Joseph Stafford Gibson (1837-1919) was born at Kilmurry, County Cork into a family of Cork silversmiths and military servicemen, his father having served in the Peninsular Wars. Orphaned by the age of eleven, he was raised by an aunt in Cork city. Having attended Queen’s College Cork (now University College Cork), he lived for a time in London and Paris, before settling in Madrid in 1879.
Describing himself as a painter, Gibson appears to have been independently wealthy, likely as a result of family legacies and investments in government loans and railways. A full chapter of Gente del 98 (1952), a memoir by Spanish artist and writer Ricardo Baroja (1871-1953), focuses on Gibson.

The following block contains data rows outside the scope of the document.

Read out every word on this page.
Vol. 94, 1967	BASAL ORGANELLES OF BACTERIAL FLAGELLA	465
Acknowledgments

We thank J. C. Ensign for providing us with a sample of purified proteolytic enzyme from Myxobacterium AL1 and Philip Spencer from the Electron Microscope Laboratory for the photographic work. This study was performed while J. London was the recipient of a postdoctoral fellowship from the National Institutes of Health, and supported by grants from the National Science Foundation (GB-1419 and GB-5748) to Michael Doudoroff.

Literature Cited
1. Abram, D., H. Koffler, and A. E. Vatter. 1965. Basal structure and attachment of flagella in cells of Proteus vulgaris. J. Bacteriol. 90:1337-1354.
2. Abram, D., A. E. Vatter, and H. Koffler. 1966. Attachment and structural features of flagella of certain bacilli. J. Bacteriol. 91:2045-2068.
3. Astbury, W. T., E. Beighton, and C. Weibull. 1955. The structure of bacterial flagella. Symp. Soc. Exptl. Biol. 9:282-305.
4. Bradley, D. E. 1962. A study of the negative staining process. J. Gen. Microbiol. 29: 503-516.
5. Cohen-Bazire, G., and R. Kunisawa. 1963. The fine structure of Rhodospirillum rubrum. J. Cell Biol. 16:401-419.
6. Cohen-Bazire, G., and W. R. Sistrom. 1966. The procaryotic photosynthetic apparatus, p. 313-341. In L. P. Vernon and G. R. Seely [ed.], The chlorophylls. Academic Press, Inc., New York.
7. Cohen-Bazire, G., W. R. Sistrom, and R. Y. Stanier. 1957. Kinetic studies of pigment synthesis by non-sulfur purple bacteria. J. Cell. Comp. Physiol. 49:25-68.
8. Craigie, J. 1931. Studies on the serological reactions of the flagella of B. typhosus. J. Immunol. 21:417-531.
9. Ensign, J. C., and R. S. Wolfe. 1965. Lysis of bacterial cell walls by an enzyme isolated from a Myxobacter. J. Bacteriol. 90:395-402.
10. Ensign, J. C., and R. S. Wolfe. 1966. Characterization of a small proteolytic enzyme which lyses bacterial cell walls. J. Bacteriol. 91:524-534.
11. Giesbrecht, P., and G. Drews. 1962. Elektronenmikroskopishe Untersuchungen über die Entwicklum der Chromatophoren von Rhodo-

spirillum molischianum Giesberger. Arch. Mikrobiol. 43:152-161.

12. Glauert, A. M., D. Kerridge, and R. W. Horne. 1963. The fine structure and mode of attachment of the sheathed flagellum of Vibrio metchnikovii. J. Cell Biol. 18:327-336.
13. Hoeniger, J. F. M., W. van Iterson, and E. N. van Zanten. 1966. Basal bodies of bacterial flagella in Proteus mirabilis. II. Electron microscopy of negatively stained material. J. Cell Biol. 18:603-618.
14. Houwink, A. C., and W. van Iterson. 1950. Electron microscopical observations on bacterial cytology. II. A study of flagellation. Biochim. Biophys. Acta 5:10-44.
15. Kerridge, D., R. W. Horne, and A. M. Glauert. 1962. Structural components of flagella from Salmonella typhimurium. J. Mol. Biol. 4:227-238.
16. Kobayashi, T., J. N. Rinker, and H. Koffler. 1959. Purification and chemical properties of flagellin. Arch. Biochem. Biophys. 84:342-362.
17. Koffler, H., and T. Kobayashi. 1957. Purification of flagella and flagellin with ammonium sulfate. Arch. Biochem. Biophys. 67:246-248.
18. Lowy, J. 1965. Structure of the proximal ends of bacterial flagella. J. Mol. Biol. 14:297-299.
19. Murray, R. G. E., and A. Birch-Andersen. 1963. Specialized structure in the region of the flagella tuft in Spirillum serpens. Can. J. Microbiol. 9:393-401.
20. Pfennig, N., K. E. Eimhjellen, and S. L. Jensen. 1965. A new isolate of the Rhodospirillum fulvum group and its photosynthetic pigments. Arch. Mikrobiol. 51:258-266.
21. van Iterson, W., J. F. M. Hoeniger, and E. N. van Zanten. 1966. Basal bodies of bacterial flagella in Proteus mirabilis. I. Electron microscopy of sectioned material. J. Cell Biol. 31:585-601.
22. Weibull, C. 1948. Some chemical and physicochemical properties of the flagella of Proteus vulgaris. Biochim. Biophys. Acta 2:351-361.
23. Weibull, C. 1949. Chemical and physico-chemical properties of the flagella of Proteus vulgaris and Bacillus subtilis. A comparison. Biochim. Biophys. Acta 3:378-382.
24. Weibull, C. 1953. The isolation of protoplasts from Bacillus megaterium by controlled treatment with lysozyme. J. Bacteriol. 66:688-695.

He travelled extensively in France, Switzerland, and Spain, during which he made hundreds of watercolours, although he seemingly never exhibited them during his lifetime. He was in France during the Franco-Prussian War (1870-71) and Paris Commune (1871). Upon moving to Madrid, he lived at Calle de la Aduana 27, close to the Puerta del Sol. From the 1880s until at least 1907, he was a regular visitor to the medieval Spanish town of Albarracín in Teruel. Evidently travel – and the opportunities it afforded the individual, particularly artists – was of especial significance to him and this is borne out in the instructions he set down in his Will and which now lay the foundation for the Gibson Travelling Fellowship Award.

CAG.1228 Joseph Stafford Gibson, Portrait of a Bearded Gentleman (full face), 1895,
egg yolk and ink on paper, 28.3 x 14.6 cm. Bequeathed, Joseph Stafford Gibson, 1919 (Gibson Bequest).
For many years, Gibson maintained a correspondence with James Brenan (1839-1907), artist and principal of Crawford Municipal School of Art (1860-89) and, subsequently, Dublin Metropolitan School of Art (1889-1904), while also writing to such political figures as Arthur Balfour (1848-1930).
A collector in his own right of decorative Spanish earthenware, historic coins, family silverware, paintings, and other objects, Joseph Stafford Gibson died in Madrid on 3 February 1919 during the influenza pandemic.